14
Yorum
0
Beğeni
5,0
Puan
2417
Okunma

Ey! Sevgili;
Kapında dilenen dilenci gibi
Bir sözüne nöbet beklerken
Hasretliğin yüreğimin baş uçuna oturdu
Zaman zaman uzanıyorum
Tutamıyorum…
Göz bebeklerinde kaybolurken
Gel ne diyorsan söyle
Söyle ki derdini bileyim
Dört tomurcuğun anası
Akşam kuytularında yalnızlığım
Ayakların dibine düşerken
Benliğim gözlerinde hayat bulurdu
Sol cebimdeki yürek acıya minnet ederken
Bereketli topraklar gibiydi yüzün
Su gibi aziz
Hayat kadar elzem
Aldığım nefes kadar sonsuzken; Biter
Şimdi sarhoş gecelere yaslıyorum başımı
Yorgun sabahlarıma uyanmamak için
Çünkü senin hasret yanını hiç sevmedim
Ekim ayının yalnızlık arifesinde
Avucumda sakladığım gülüşüm de
Ben yetinmeyi öğrendim
Dalkavuk zamanların pişkin yansımalarını
Çörek otunun kokusunda yaşarken
Siyaha inat maviyi giyerim
Uzak yamaçlardan akarken mutluluk
Acıyı şiirlerimin sayfalarından kopardım
Sen bir nefes gibi yakınken bana
Gitmelerin çoğaldı; Dönme
Şarkıların hasretliğinde bıraktığım gibi değil
Gözlerin
Yüreğin
Bakışların
Mavilerde ezberlediğim toprak gibi kokmuyorsun
Çünkü
Ben bütün kederlerimin ve hüzünlerimin üstüne
Ağır ağır yürüyorum
Ey Sevgili
Bir sarhoşun naraları patlarken gecelerde
Şişe diplerinde gözyaşım akar
Çaresizliği öğrenirim
Üşümelerim çoğalırken
Sen
Yüreğimin yokluğunda hangi limana sığınacaksın
Hangi karaya vuracaksın
Bilmem?
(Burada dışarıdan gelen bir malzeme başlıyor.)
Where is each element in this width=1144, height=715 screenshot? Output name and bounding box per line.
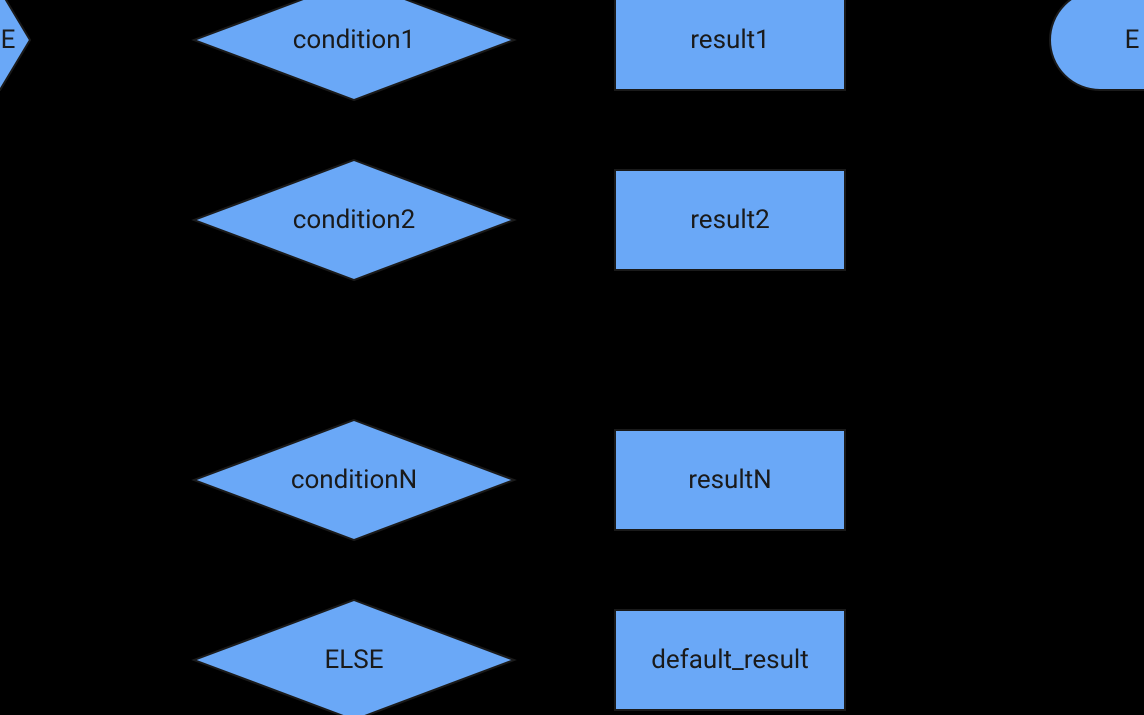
flow-node-label: ELSE [325, 645, 384, 675]
flow-node-label: condition1 [293, 25, 415, 55]
flow-node-condN: conditionN [194, 420, 514, 540]
flow-node-label: E [1, 25, 16, 55]
flow-node-label: result2 [690, 205, 770, 235]
flow-node-default: default_result [615, 610, 845, 710]
flow-node-label: resultN [688, 465, 771, 495]
flow-node-res1: result1 [615, 0, 845, 90]
flow-node-label: default_result [651, 645, 808, 675]
flow-node-else: ELSE [194, 600, 514, 715]
flow-node-cond2: condition2 [194, 160, 514, 280]
flow-node-end: E [1050, 0, 1144, 90]
flow-node-res2: result2 [615, 170, 845, 270]
flow-node-label: result1 [690, 25, 770, 55]
flow-node-cond1: condition1 [194, 0, 514, 100]
flow-node-label: conditionN [291, 465, 417, 495]
flow-node-start: E [0, 0, 30, 90]
flow-node-label: condition2 [293, 205, 415, 235]
flow-node-label: E [1125, 25, 1140, 55]
flow-node-resN: resultN [615, 430, 845, 530]
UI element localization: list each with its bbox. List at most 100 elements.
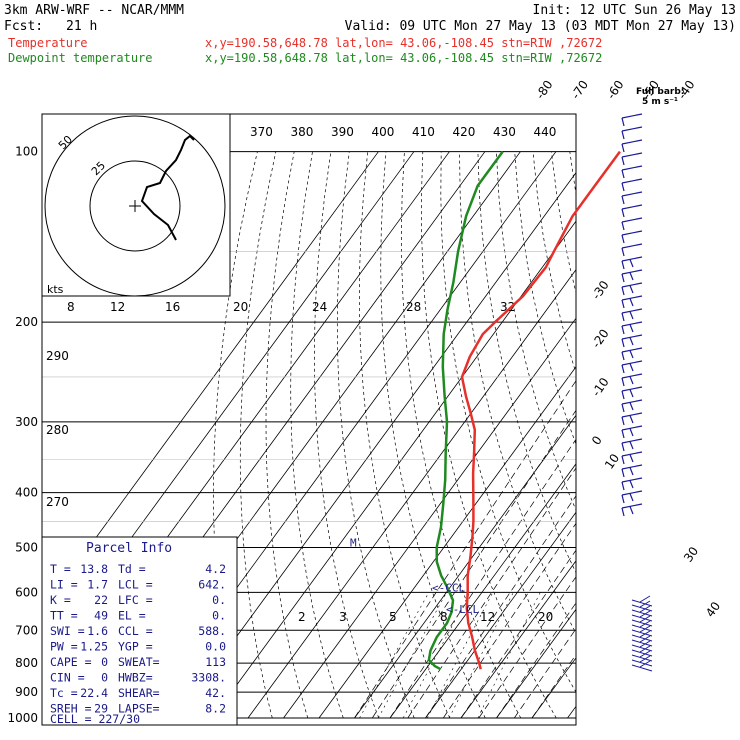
level-markers: <-CCL <-LCL M — [350, 537, 479, 616]
wind-barb — [621, 282, 643, 296]
wind-barb — [631, 615, 653, 627]
isotherm-label: -20 — [589, 327, 612, 351]
parcel-param-value: 3308. — [191, 671, 226, 685]
parcel-param-label: PW = — [50, 640, 78, 654]
hodo-scale-label: 20 — [233, 300, 248, 314]
hodo-ring-25 — [89, 160, 181, 252]
isotherm — [425, 511, 576, 719]
parcel-param-value: 0.0 — [205, 640, 226, 654]
temperature-trace — [460, 150, 621, 670]
hodograph: 25 50 kts — [44, 115, 226, 297]
parcel-param-label: LCL = — [118, 578, 153, 592]
parcel-param-value: 0. — [212, 609, 226, 623]
wind-barb — [621, 412, 643, 426]
parcel-param-value: 0. — [212, 593, 226, 607]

Sadece aklında tut beni
Senden ne kaldı geriye
Sol cebimdeki yüreğin siyahı
Sana hediye
Şimdi acılarım yüreğimin bir kenarında
Unutmadım ama
Koça bir HİÇSİN
Ben sende hiç olmadım ki ……
“Hasretlik bana iksirken;Acı sana derman olsun”
Güzel yorumu ile şiirime ses olan SİYAHGECEME yürekten sevgilerimi sunuyorum
5.0
100% (8)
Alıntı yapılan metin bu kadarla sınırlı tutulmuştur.